Más tarde consideré un cuento sobre una mujer que está sola en una ciudad desconocida y desde la ventana de su cuarto observa en silencio a alguien en el edificio de enfrente que le despierta enorme interés; el divertimento de descifrar al personaje y sus hábitos termina convirtiéndose en el centro de su viaje y en una obsesión; no puede evitar que él se dé cuenta.
En los dos casos se trataba el tema de la proximidad.

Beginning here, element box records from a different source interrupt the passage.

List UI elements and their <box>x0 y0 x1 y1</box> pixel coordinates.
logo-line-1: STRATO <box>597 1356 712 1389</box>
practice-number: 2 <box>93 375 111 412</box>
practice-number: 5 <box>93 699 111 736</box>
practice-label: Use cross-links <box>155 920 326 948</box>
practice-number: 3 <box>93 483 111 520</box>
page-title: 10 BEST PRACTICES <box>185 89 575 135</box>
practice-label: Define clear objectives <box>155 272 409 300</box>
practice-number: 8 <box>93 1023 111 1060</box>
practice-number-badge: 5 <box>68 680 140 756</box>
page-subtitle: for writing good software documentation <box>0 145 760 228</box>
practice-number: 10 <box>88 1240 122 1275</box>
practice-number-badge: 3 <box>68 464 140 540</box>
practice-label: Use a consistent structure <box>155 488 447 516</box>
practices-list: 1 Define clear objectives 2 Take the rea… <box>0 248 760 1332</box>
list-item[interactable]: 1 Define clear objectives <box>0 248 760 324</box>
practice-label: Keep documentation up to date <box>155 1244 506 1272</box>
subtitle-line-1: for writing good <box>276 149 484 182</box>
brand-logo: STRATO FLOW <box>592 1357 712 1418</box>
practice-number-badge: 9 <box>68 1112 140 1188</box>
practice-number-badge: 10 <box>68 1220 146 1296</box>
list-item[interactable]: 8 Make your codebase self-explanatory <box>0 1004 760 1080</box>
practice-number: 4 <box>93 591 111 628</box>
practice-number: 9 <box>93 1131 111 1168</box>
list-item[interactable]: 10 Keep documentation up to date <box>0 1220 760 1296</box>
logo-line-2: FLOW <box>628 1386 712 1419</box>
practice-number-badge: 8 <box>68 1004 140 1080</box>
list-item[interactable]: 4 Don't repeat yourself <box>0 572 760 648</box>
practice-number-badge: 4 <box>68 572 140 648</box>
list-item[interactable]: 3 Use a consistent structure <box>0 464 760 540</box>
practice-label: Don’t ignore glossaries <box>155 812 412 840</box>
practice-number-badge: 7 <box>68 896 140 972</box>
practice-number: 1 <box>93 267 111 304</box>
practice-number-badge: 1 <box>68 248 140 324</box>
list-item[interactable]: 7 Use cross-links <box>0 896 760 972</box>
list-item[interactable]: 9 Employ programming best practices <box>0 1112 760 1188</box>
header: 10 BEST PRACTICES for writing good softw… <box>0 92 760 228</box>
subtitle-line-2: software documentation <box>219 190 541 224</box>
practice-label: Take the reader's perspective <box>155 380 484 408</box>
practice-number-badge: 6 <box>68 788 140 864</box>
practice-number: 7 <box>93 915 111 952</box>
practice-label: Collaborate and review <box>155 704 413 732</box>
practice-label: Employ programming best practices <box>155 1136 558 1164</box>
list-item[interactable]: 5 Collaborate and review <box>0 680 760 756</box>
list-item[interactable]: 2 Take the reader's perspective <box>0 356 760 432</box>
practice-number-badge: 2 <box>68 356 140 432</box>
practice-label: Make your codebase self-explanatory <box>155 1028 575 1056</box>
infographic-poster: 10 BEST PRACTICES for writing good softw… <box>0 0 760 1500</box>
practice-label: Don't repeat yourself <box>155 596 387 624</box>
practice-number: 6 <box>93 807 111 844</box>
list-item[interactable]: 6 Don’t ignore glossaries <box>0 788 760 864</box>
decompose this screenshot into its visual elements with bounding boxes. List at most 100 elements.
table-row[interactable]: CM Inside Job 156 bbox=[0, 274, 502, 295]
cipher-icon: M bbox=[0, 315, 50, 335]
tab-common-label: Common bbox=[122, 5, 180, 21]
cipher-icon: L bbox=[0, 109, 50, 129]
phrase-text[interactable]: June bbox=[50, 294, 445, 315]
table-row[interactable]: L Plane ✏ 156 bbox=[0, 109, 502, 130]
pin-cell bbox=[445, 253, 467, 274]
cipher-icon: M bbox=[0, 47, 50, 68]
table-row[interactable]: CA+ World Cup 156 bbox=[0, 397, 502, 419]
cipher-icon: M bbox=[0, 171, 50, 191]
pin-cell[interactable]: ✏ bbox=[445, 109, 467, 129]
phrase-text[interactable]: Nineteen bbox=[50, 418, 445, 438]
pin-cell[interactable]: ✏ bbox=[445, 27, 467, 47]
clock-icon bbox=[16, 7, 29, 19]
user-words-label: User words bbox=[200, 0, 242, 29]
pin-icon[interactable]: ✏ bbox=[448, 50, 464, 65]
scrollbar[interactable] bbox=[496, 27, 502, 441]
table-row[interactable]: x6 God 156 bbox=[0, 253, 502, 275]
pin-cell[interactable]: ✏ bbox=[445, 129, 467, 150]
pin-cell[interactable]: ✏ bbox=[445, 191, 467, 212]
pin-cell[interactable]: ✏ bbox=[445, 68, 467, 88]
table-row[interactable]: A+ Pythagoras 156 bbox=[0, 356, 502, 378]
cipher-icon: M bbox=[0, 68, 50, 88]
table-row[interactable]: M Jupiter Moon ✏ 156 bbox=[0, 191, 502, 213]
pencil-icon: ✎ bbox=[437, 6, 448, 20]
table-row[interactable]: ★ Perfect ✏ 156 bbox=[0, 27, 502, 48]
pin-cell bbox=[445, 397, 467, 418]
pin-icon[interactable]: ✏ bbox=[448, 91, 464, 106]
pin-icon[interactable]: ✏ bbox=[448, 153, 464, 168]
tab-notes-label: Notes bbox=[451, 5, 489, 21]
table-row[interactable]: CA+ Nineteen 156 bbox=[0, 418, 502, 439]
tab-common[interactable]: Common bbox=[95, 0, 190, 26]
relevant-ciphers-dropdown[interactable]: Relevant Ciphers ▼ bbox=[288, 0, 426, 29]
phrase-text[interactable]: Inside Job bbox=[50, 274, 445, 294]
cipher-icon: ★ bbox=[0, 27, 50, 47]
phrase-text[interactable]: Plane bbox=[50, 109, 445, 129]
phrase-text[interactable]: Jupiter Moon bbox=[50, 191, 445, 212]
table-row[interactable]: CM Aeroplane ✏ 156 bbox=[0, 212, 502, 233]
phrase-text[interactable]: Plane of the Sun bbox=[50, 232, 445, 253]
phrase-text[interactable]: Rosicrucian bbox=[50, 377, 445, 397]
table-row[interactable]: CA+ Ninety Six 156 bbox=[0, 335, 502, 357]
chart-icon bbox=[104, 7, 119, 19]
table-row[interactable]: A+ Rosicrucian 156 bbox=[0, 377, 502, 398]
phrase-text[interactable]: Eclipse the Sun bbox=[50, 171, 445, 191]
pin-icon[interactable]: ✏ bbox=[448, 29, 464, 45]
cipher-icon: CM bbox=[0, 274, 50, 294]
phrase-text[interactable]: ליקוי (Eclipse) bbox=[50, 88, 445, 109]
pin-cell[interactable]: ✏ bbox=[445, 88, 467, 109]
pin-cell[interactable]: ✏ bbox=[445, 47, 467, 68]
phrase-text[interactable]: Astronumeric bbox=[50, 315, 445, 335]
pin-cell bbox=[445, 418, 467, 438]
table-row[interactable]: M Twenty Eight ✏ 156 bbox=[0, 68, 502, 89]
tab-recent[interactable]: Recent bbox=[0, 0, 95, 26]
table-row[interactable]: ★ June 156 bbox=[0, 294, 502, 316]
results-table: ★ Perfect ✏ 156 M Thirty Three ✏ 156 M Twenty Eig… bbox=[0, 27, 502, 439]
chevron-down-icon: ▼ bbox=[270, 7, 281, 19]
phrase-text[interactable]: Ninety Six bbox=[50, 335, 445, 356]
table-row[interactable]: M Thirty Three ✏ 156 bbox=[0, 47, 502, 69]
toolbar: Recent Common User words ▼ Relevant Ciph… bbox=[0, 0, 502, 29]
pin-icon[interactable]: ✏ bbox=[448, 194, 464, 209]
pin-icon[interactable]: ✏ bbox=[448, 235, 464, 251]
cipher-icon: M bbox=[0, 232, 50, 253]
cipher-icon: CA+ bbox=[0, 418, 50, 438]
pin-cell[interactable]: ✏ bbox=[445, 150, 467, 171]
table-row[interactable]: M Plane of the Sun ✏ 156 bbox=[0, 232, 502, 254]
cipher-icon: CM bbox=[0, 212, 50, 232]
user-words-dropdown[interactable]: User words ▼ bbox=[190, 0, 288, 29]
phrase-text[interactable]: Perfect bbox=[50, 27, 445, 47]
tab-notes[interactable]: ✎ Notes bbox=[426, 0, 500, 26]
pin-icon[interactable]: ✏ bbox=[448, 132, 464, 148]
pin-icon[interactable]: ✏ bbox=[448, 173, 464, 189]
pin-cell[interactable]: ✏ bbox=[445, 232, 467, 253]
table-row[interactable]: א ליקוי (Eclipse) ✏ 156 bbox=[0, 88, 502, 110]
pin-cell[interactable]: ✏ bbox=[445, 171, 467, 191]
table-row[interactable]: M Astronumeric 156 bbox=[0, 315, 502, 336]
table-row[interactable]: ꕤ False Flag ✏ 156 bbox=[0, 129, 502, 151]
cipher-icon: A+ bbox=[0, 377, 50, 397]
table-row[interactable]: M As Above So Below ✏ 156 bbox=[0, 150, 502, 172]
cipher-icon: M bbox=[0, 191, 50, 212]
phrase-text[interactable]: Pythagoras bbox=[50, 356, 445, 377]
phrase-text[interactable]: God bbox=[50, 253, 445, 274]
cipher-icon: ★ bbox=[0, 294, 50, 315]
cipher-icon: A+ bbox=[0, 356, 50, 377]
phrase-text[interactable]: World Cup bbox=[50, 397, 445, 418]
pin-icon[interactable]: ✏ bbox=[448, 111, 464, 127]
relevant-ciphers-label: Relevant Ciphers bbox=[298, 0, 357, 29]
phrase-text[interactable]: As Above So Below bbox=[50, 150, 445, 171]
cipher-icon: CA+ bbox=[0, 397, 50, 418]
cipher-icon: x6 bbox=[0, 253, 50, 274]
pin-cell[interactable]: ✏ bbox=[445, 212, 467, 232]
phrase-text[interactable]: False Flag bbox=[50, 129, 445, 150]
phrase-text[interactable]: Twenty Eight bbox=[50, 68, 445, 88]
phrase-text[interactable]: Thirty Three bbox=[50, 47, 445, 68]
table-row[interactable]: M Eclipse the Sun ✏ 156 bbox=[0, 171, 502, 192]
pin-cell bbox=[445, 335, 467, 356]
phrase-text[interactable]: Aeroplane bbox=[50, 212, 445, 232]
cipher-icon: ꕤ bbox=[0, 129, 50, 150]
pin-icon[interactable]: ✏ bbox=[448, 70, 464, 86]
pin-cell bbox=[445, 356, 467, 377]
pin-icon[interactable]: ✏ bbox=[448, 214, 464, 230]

Finalmente me decidí por el relato de una hija y su madre. Más proximidad, imposible. Sin embargo, esta condición es la que resultaría desnaturalizada. La clausura que impone el terror familiar es sobrecogedora y siniestra. Me gustó poner en juego el extrañamiento al escribirlo y –como yapa– terminar descubriendo algo que yo ni siquiera sabía que estaba ahí, presente, pero invisible.